W dniu dzisiejszym podjechałem pod garaż i postanowiłem wymienić przewody podciśnienia, bo się ze starości im popękało. Co prawda tego nie zrobiłem, ale mniejsza o to.
Chciałem wjechać autem do garażu i ku mojemu zdziwieniu samochód nie chciał odpalić. Kontrolka z immo się nie zapaliła po przekręceniu kluczyka, na panelu z LPG również brak prądu i jak kręciłem rozrusznikiem, to nawet obrotomierz się nie obudził.
Po zerknięciu w schematy wsadziłem ręce do bagażnika i wyjąłem przepalony duży bezpiecznik 40A (S36) zasilający przekaźnik główny. Wsadziłem inny i wszystko pięknie zadziałało ale do pierwszego i ostatniego uruchomienia. Silnik chciał zagadać, ale prądu już nie było.
Poruszałem jedynie instalacją idącą do cewek, czujników temperatury płynu i powietrza oraz do zaworu powietrza biegu jałowego, powypinałem wtyczki i powpinałem jak było i po włożeniu nowego bezpiecznika wszystko wróciło do normy.

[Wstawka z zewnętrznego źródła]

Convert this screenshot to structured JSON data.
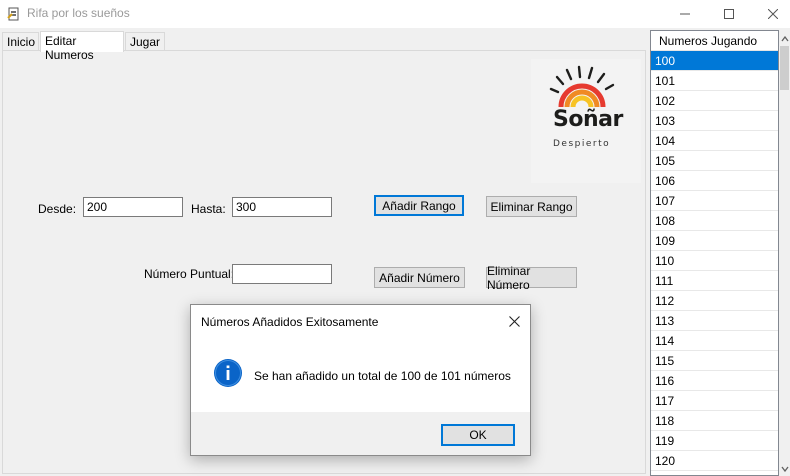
{
  "window": {
    "title": "Rifa por los sueños",
    "controls": {
      "minimize": "—",
      "maximize": "☐",
      "close": "✕"
    }
  },
  "tabs": [
    {
      "label": "Inicio",
      "active": false
    },
    {
      "label": "Editar Numeros",
      "active": true
    },
    {
      "label": "Jugar",
      "active": false
    }
  ],
  "logo": {
    "word": "Soñar",
    "subtitle": "Despierto",
    "colors": {
      "ray": "#1d1d1b",
      "arc_outer": "#e63a2f",
      "arc_mid": "#f08a24",
      "arc_inner": "#f7c325"
    }
  },
  "range_form": {
    "desde_label": "Desde:",
    "desde_value": "200",
    "hasta_label": "Hasta:",
    "hasta_value": "300",
    "add_range": "Añadir Rango",
    "remove_range": "Eliminar Rango"
  },
  "single_form": {
    "label": "Número Puntual:",
    "value": "",
    "add_number": "Añadir Número",
    "remove_number": "Eliminar Número"
  },
  "numbers_list": {
    "header": "Numeros Jugando",
    "selected": "100",
    "items": [
      "100",
      "101",
      "102",
      "103",
      "104",
      "105",
      "106",
      "107",
      "108",
      "109",
      "110",
      "111",
      "112",
      "113",
      "114",
      "115",
      "116",
      "117",
      "118",
      "119",
      "120"
    ]
  },
  "dialog": {
    "title": "Números Añadidos Exitosamente",
    "message": "Se han añadido un total de 100 de 101 números",
    "ok": "OK",
    "close": "✕",
    "icon": "info-icon",
    "icon_color": "#0a64c8"
  }
}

Przyznam, że boję się dokończyć wymianę przewodów podciśnień, bo mi znowu Alfa strzeli focha.
Na samą myśl o przeglądaniu instalacji w komorze silnika dostaję niestrawności, bólu zębów i chce mi się płakać Pewnie gdzieś się izolacja ze starości wykruszyła, przełamała i się zwarło.